Health data driven on continuous blood pressure prediction based on gradient boosting decision tree algorithm

Abstract

Diseases related to issues with blood pressure are becoming a major threat to human health. With the development of telemedicine monitoring applications, a growing number of corresponding devices are being marketed, such as the use of remote monitoring for the purposes of increasing the autonomy of the elderly and thus encouraging a healthier and longer health span. Using machine learning algorithms to measure blood pressure at a continuous rate is a feasible way to provide models and analysis for telemedicine monitoring data and predicting blood pressure. For this paper, we applied the gradient boosting decision tree (GBDT) while predicting blood pressure rates based on the human physiological data collected by the EIMO device. EIMO equipment-specific signal acquisition includes ECG and PPG. In order to avoid over-fitting, the optimal parameters are selected via the cross-validation method.

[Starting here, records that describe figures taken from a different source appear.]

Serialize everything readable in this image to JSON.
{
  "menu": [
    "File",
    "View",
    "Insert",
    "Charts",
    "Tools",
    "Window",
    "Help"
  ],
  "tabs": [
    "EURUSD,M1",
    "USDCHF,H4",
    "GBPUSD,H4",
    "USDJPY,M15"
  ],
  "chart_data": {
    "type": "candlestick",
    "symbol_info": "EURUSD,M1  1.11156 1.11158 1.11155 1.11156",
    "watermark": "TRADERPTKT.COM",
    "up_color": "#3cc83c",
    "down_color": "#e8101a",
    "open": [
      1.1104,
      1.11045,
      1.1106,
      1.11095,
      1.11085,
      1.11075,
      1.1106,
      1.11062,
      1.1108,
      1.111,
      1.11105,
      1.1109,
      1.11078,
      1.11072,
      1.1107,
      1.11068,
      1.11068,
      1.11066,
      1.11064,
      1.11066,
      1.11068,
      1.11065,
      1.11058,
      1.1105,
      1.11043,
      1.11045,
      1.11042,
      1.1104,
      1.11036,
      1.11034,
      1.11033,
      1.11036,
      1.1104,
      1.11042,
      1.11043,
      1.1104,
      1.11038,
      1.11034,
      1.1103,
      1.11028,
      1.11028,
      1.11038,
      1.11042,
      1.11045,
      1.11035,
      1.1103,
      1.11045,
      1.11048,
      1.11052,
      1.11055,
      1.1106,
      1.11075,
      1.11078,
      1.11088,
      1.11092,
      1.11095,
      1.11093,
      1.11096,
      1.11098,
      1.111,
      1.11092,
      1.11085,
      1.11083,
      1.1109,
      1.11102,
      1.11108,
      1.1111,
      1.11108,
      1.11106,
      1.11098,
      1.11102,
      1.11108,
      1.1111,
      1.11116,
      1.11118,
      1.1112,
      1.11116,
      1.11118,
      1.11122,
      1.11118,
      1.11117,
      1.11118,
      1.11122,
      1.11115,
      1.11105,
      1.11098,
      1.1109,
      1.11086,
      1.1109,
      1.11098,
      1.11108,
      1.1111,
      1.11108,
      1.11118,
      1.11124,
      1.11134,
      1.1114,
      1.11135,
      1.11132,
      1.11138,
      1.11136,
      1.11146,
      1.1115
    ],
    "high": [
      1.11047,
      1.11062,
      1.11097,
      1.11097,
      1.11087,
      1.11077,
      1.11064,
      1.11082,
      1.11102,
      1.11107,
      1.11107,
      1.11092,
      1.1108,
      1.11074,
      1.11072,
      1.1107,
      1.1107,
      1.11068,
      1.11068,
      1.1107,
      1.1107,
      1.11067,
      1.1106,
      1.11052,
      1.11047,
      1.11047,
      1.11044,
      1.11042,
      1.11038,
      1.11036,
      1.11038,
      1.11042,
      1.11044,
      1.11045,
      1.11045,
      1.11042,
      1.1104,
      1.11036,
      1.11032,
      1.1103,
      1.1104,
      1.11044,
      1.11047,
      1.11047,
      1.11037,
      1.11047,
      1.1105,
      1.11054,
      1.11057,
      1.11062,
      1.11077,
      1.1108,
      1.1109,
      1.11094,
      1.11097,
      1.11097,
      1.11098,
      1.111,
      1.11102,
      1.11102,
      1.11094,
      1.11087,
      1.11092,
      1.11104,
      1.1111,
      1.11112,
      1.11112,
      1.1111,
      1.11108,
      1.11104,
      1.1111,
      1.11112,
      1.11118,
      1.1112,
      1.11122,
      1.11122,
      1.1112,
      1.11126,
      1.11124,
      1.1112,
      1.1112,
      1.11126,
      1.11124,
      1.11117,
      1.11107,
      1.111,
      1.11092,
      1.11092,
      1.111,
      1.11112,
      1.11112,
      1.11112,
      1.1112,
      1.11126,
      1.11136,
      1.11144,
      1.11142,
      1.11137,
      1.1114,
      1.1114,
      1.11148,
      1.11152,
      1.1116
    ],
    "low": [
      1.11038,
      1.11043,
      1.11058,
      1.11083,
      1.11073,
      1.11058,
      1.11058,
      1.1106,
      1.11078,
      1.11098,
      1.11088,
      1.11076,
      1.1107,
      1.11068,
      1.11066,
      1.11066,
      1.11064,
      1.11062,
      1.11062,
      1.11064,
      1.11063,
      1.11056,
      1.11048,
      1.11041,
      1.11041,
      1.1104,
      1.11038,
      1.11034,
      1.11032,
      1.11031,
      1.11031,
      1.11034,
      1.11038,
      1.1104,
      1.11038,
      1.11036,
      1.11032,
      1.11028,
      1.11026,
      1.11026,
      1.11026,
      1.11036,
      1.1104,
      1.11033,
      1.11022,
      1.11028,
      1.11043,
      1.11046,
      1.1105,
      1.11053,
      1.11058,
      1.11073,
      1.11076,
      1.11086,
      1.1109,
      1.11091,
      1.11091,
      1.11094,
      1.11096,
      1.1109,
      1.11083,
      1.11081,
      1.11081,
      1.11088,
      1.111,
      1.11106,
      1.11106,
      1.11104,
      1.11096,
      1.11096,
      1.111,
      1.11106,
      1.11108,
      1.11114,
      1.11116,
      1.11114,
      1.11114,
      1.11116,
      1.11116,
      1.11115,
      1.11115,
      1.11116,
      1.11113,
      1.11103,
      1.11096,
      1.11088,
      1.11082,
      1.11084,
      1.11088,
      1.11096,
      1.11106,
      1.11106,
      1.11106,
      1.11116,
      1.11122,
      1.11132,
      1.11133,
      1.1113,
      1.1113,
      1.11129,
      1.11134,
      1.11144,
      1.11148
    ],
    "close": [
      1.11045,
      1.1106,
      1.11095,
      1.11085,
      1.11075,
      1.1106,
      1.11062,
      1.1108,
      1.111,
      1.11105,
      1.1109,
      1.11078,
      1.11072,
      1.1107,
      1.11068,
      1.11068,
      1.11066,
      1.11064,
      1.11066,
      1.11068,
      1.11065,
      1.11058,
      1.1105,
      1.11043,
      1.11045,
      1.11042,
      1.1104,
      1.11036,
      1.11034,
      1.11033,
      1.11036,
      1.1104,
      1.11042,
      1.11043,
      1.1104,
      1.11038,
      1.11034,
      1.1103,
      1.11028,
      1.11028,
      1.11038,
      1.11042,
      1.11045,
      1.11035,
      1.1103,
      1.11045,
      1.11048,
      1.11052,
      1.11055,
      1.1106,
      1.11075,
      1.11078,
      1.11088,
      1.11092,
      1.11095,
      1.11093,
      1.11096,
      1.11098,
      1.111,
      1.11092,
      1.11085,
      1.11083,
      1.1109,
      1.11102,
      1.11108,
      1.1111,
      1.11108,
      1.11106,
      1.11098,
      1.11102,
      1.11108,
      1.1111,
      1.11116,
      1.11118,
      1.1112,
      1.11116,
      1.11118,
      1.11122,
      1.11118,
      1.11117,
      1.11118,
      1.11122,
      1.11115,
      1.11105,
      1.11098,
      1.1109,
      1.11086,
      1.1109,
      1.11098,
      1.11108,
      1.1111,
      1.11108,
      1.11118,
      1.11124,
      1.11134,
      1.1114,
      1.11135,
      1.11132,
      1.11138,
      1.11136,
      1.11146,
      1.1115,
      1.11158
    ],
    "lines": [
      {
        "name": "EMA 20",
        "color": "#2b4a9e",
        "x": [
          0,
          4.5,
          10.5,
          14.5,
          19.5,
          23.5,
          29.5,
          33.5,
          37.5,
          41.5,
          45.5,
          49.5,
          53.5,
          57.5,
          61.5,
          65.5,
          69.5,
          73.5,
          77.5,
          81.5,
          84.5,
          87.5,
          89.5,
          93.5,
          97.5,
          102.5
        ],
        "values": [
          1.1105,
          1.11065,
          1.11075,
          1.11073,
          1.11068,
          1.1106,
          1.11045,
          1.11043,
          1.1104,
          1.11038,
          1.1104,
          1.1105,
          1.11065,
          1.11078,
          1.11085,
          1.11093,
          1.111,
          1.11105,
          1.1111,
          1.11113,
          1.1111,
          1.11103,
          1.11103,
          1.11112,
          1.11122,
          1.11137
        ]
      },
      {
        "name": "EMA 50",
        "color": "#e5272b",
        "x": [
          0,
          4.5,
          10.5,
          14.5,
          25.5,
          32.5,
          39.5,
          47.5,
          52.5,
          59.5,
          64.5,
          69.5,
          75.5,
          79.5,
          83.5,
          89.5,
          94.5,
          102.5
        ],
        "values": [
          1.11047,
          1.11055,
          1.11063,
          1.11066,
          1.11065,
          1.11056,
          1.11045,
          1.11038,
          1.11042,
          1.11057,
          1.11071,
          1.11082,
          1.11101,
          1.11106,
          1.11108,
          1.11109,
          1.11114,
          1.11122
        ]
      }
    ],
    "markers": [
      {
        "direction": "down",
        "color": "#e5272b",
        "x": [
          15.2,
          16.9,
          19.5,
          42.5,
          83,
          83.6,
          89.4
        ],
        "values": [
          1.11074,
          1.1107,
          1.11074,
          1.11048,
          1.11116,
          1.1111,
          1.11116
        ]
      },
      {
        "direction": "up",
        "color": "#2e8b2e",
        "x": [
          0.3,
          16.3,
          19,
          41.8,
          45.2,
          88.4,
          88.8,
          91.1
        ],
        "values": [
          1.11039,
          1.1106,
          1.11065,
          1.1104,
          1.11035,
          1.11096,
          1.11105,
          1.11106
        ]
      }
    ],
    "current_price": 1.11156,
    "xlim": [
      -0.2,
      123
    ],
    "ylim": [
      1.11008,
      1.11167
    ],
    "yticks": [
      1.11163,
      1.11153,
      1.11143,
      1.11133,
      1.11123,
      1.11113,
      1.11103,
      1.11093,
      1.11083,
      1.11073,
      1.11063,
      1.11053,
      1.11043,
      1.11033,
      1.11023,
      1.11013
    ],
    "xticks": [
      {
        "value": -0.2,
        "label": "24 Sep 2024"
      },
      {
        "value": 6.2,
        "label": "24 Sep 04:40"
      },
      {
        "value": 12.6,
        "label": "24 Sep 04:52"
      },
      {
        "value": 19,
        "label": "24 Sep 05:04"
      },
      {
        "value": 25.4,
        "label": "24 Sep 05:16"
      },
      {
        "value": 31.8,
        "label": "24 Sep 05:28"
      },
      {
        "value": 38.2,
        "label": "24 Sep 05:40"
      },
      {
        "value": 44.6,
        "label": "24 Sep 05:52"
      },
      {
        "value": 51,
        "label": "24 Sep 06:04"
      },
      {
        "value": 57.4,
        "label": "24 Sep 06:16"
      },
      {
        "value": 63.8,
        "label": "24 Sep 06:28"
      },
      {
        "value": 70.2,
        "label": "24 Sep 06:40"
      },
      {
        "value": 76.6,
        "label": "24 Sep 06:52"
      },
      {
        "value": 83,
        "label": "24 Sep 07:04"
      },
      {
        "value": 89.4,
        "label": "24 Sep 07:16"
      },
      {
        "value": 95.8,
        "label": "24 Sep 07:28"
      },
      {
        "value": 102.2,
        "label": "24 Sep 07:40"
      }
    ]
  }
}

Consequently, our method has displayed a higher accuracy rate and better performance in calculating the mean absolute error evaluation index than methods, such as the traditional least squares method, ridge regression, lasso regression, ElasticNet, SVR, and KNN algorithm. When predicting the blood pressure of a single individual, calculating the systolic pressure displays an accuracy rate of above 70% and above 64% for calculating the diastolic pressure with GBDT, with the prediction time being less than 0.1 s. In conclusion, applying the GBDT is the best method for predicting the blood pressure of multiple individuals: with the inclusion of data such as age, body fat, ratio, and height, algorithm accuracy improves, which in turn indicates that the inclusion of new features aids prediction performance.